Once we’ve assigned the roles to the corresponding policy permissions, the final step is to create the OIDC provider.
After this process has completed, when a role is needed, the workload, currently using the Red Hat role, will assume the role in the AWS account, obtain temporary credentials from AWS STS and begin performing the actions (via API calls) within the customer's AWS account as permitted by the assumed role’s permissions policy. It should be noted that these credentials are temporary and have a maximum duration of 1 hour.
Placing this all together we can see the following flow and relationships:
Operators in the cluster use the following process to get credentials in order to perform their required tasks.
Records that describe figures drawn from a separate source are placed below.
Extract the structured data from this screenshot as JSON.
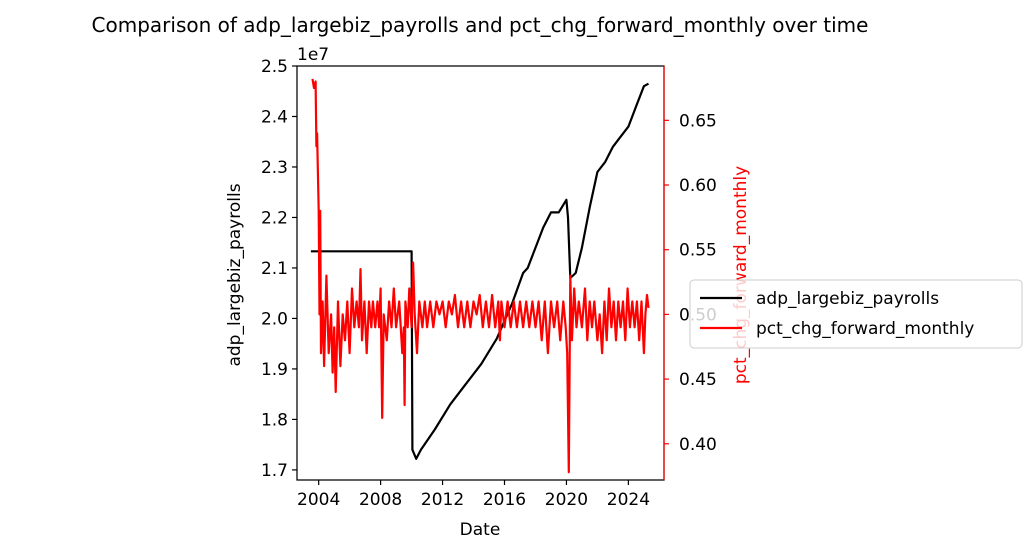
{
  "chart_data": {
    "type": "line",
    "title": "Comparison of adp_largebiz_payrolls and pct_chg_forward_monthly over time",
    "xlabel": "Date",
    "ylabel_left": "adp_largebiz_payrolls",
    "ylabel_right": "pct_chg_forward_monthly",
    "left_axis_multiplier": "1e7",
    "xlim": [
      2002.6,
      2026.3
    ],
    "ylim_left": [
      1.68,
      2.5
    ],
    "ylim_right": [
      0.372,
      0.692
    ],
    "xticks": [
      2004,
      2008,
      2012,
      2016,
      2020,
      2024
    ],
    "yticks_left": [
      "1.7",
      "1.8",
      "1.9",
      "2.0",
      "2.1",
      "2.2",
      "2.3",
      "2.4",
      "2.5"
    ],
    "yticks_right": [
      "0.40",
      "0.45",
      "0.50",
      "0.55",
      "0.60",
      "0.65"
    ],
    "legend_position": "right, outside plot",
    "colors": {
      "adp_largebiz_payrolls": "#000000",
      "pct_chg_forward_monthly": "#ff0000"
    },
    "series": [
      {
        "name": "adp_largebiz_payrolls",
        "axis": "left",
        "color": "#000000",
        "points": [
          [
            2003.5,
            2.133
          ],
          [
            2010.0,
            2.133
          ],
          [
            2010.05,
            1.74
          ],
          [
            2010.3,
            1.722
          ],
          [
            2010.6,
            1.74
          ],
          [
            2011.5,
            1.78
          ],
          [
            2012.5,
            1.83
          ],
          [
            2013.5,
            1.87
          ],
          [
            2014.5,
            1.91
          ],
          [
            2015.5,
            1.96
          ],
          [
            2016.5,
            2.03
          ],
          [
            2017.2,
            2.09
          ],
          [
            2017.5,
            2.1
          ],
          [
            2018.5,
            2.18
          ],
          [
            2019.0,
            2.21
          ],
          [
            2019.5,
            2.21
          ],
          [
            2020.0,
            2.235
          ],
          [
            2020.1,
            2.2
          ],
          [
            2020.25,
            2.08
          ],
          [
            2020.6,
            2.09
          ],
          [
            2021.0,
            2.14
          ],
          [
            2021.5,
            2.22
          ],
          [
            2022.0,
            2.29
          ],
          [
            2022.5,
            2.31
          ],
          [
            2023.0,
            2.34
          ],
          [
            2023.5,
            2.36
          ],
          [
            2024.0,
            2.38
          ],
          [
            2024.5,
            2.42
          ],
          [
            2025.0,
            2.46
          ],
          [
            2025.3,
            2.465
          ]
        ]
      },
      {
        "name": "pct_chg_forward_monthly",
        "axis": "right",
        "color": "#ff0000",
        "points": [
          [
            2003.6,
            0.682
          ],
          [
            2003.7,
            0.675
          ],
          [
            2003.8,
            0.68
          ],
          [
            2003.85,
            0.63
          ],
          [
            2003.9,
            0.64
          ],
          [
            2004.0,
            0.58
          ],
          [
            2004.05,
            0.5
          ],
          [
            2004.1,
            0.58
          ],
          [
            2004.15,
            0.47
          ],
          [
            2004.25,
            0.51
          ],
          [
            2004.35,
            0.46
          ],
          [
            2004.5,
            0.53
          ],
          [
            2004.65,
            0.47
          ],
          [
            2004.8,
            0.5
          ],
          [
            2004.9,
            0.455
          ],
          [
            2005.0,
            0.49
          ],
          [
            2005.1,
            0.44
          ],
          [
            2005.25,
            0.51
          ],
          [
            2005.4,
            0.46
          ],
          [
            2005.55,
            0.5
          ],
          [
            2005.7,
            0.48
          ],
          [
            2005.85,
            0.51
          ],
          [
            2006.0,
            0.47
          ],
          [
            2006.15,
            0.52
          ],
          [
            2006.3,
            0.49
          ],
          [
            2006.45,
            0.51
          ],
          [
            2006.6,
            0.49
          ],
          [
            2006.7,
            0.535
          ],
          [
            2006.8,
            0.48
          ],
          [
            2006.95,
            0.51
          ],
          [
            2007.1,
            0.47
          ],
          [
            2007.25,
            0.51
          ],
          [
            2007.4,
            0.49
          ],
          [
            2007.5,
            0.51
          ],
          [
            2007.65,
            0.49
          ],
          [
            2007.8,
            0.51
          ],
          [
            2007.9,
            0.49
          ],
          [
            2008.0,
            0.52
          ],
          [
            2008.1,
            0.42
          ],
          [
            2008.2,
            0.5
          ],
          [
            2008.4,
            0.48
          ],
          [
            2008.55,
            0.51
          ],
          [
            2008.7,
            0.49
          ],
          [
            2008.85,
            0.52
          ],
          [
            2009.0,
            0.49
          ],
          [
            2009.2,
            0.51
          ],
          [
            2009.4,
            0.47
          ],
          [
            2009.5,
            0.49
          ],
          [
            2009.55,
            0.43
          ],
          [
            2009.6,
            0.51
          ],
          [
            2009.75,
            0.49
          ],
          [
            2009.85,
            0.52
          ],
          [
            2010.0,
            0.49
          ],
          [
            2010.1,
            0.54
          ],
          [
            2010.2,
            0.5
          ],
          [
            2010.35,
            0.47
          ],
          [
            2010.5,
            0.51
          ],
          [
            2010.7,
            0.49
          ],
          [
            2010.85,
            0.51
          ],
          [
            2011.0,
            0.49
          ],
          [
            2011.2,
            0.51
          ],
          [
            2011.4,
            0.49
          ],
          [
            2011.6,
            0.51
          ],
          [
            2011.8,
            0.5
          ],
          [
            2012.0,
            0.51
          ],
          [
            2012.2,
            0.49
          ],
          [
            2012.4,
            0.51
          ],
          [
            2012.6,
            0.5
          ],
          [
            2012.8,
            0.515
          ],
          [
            2013.0,
            0.49
          ],
          [
            2013.2,
            0.51
          ],
          [
            2013.4,
            0.49
          ],
          [
            2013.6,
            0.51
          ],
          [
            2013.8,
            0.49
          ],
          [
            2014.0,
            0.51
          ],
          [
            2014.2,
            0.5
          ],
          [
            2014.4,
            0.515
          ],
          [
            2014.6,
            0.49
          ],
          [
            2014.8,
            0.51
          ],
          [
            2015.0,
            0.49
          ],
          [
            2015.2,
            0.515
          ],
          [
            2015.4,
            0.49
          ],
          [
            2015.6,
            0.51
          ],
          [
            2015.7,
            0.48
          ],
          [
            2015.8,
            0.51
          ],
          [
            2016.0,
            0.49
          ],
          [
            2016.2,
            0.51
          ],
          [
            2016.4,
            0.49
          ],
          [
            2016.6,
            0.51
          ],
          [
            2016.8,
            0.49
          ],
          [
            2017.0,
            0.51
          ],
          [
            2017.2,
            0.49
          ],
          [
            2017.4,
            0.51
          ],
          [
            2017.6,
            0.49
          ],
          [
            2017.8,
            0.51
          ],
          [
            2018.0,
            0.49
          ],
          [
            2018.2,
            0.51
          ],
          [
            2018.4,
            0.48
          ],
          [
            2018.6,
            0.51
          ],
          [
            2018.8,
            0.47
          ],
          [
            2019.0,
            0.51
          ],
          [
            2019.2,
            0.49
          ],
          [
            2019.4,
            0.51
          ],
          [
            2019.6,
            0.48
          ],
          [
            2019.8,
            0.51
          ],
          [
            2019.95,
            0.49
          ],
          [
            2020.05,
            0.47
          ],
          [
            2020.15,
            0.378
          ],
          [
            2020.25,
            0.53
          ],
          [
            2020.35,
            0.48
          ],
          [
            2020.5,
            0.52
          ],
          [
            2020.65,
            0.49
          ],
          [
            2020.8,
            0.51
          ],
          [
            2021.0,
            0.49
          ],
          [
            2021.2,
            0.52
          ],
          [
            2021.35,
            0.48
          ],
          [
            2021.5,
            0.51
          ],
          [
            2021.65,
            0.49
          ],
          [
            2021.8,
            0.51
          ],
          [
            2022.0,
            0.48
          ],
          [
            2022.15,
            0.5
          ],
          [
            2022.3,
            0.47
          ],
          [
            2022.45,
            0.51
          ],
          [
            2022.6,
            0.48
          ],
          [
            2022.75,
            0.52
          ],
          [
            2022.9,
            0.49
          ],
          [
            2023.05,
            0.51
          ],
          [
            2023.2,
            0.48
          ],
          [
            2023.35,
            0.51
          ],
          [
            2023.5,
            0.49
          ],
          [
            2023.65,
            0.51
          ],
          [
            2023.8,
            0.48
          ],
          [
            2023.95,
            0.52
          ],
          [
            2024.1,
            0.49
          ],
          [
            2024.25,
            0.51
          ],
          [
            2024.4,
            0.49
          ],
          [
            2024.55,
            0.51
          ],
          [
            2024.7,
            0.48
          ],
          [
            2024.85,
            0.51
          ],
          [
            2025.0,
            0.47
          ],
          [
            2025.1,
            0.5
          ],
          [
            2025.2,
            0.515
          ],
          [
            2025.3,
            0.505
          ]
        ]
      }
    ]
  }
}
As we saw above, each operator has an operator role, a permissions policy and a trust policy with an OIDC provider. The operator will assume-role by passing a JWT that contains the role and a token file (web_identity_token_file) to the OIDC provider, which then authenticates the signed key with a public key (created at cluster creation time and was stored in an S3 bucket). It will then confirm that the subject in the signed token file that was sent matches the role in the role trust policy (this way we ensure you only can get the role allowed). Then it will return the temporary credentials to the operator so that it can make AWS API calls. Here is an illustration of this concept:
To illustrate how this works, let's take a look at two examples:
- How nodes are created at cluster install - The installer, using the RH-Managed-OpenShift-Installer role would assume the role of Managed-OpenShift-Installer-Role within the customers account (via the trust policy) which returns temporary credentials from AWS STS. Red Hat (the installer) would then begin making the required API calls (with the temporary credentials just received from STS) to create the infrastructure required in AWS. The same process would apply for support. Just in this case there would be an SRE instead of the installer.
- Scaling out the cluster - the machine-api-operator will assume-role (AssumeRoleWithWebIdentity) for the machine-api-aws-cloud-credentials role. This would launch the sequence described above for the cluster operators and then it would receive the credentials. The machine-api-operator can now make the relevant API calls to add more EC2 instances to the cluster.
Wrapping up#
We have seen the options for allowing the ROSA service to interact with resources in a user's AWS account and reviewed why AWS STS is the preferred and more secure method. Additionally we have looked at the detailed components and processes that ROSA with STS uses in order to obtain the credentials it needs.